A cholera patient receives treatment at a Doctors Without Borders clinic center in Port-au-Prince, Haiti, Feb. 7, 2012. The world rallied to confront Haiti's cholera, but the mission was muddled by the United Nations' apparent role in setting off the epidemic and its unwillingness to acknowledge it.
The aid group Doctors Without Borders said last Tuesday that the cholera crisis in Haiti is getting worse, for the most unnecessary and appalling of reasons: a lack of money and basic medical supplies.
The disease has killed 8,000 people and sickened 649,000 since October 2010. International efforts to defeat the epidemic include a 10-year, $2.2 billion plan for major investments in clean water, sanitation and medical infrastructure. But that is a project for the future, one that isn't even funded yet.
Doctors Without Borders says people are dying now, needlessly, because attention and money are running out.
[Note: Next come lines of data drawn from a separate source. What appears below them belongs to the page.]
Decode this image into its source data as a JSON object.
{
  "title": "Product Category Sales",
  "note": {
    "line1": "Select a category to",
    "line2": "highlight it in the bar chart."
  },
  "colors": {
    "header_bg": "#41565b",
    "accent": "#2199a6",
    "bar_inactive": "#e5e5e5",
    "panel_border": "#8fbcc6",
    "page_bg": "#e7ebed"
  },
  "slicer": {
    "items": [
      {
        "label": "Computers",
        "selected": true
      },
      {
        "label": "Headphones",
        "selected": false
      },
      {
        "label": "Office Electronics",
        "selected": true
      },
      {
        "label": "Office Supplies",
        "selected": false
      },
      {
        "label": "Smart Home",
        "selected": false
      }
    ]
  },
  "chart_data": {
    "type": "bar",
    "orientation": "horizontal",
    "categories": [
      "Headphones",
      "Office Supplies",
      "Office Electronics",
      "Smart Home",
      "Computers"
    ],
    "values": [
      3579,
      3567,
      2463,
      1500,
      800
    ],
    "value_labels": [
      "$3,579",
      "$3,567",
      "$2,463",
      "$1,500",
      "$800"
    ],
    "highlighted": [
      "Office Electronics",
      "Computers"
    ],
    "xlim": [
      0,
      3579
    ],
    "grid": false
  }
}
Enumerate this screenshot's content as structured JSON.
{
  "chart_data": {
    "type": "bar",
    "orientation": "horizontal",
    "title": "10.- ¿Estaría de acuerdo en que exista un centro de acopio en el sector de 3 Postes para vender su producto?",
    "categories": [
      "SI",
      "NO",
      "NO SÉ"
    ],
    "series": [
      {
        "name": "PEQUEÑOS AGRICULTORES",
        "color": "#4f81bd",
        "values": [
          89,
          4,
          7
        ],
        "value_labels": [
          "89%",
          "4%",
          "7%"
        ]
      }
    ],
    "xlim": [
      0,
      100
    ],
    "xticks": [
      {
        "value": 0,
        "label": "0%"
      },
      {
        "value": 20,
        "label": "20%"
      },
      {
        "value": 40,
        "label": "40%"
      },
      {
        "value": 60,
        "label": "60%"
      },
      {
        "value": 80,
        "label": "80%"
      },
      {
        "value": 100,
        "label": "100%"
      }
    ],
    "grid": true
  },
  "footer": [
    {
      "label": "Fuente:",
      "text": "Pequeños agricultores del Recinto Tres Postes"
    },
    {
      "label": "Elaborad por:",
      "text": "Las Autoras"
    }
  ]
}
Aid groups are leaving. Staff members at some treatment centers haven't been paid in months, equipment is wearing out, and sanitary precautions are being abandoned.
The death rate has reached an intolerably high 4 percent in some places, the group said. And the rainy season is about to make things much more difficult.
The dreadful backdrop to this emergency is an abdication of responsibility by organizations that have pledged to help Haiti, particularly the United Nations.
The United Nations said last month that it would not pay financial compensation for the epidemic's victims, claiming immunity. This is despite overwhelming evidence that the United Nations introduced the disease, which was unknown in Haiti until it suddenly appeared near a base where U.N. peacekeepers had let sewage spill into a river.
Though the United Nations has done much good in Haiti since the 2010 earthquake, its handling of cholera is looking like a fiasco. While it insists that it has no legal liability for cholera victims, it must not duck its moral obligations. That means mobilizing doctors and money to save lives now, and making sure the eradication plan gets all the money and support it needs.
Its record so far is dubious. A U.N. appeal last year for $24 million for cholera programs ended the year only 32 percent financed, and in December, the United Nations said it would contribute $23.5 million to the new 10-year plan -- about 1 percent of what is needed.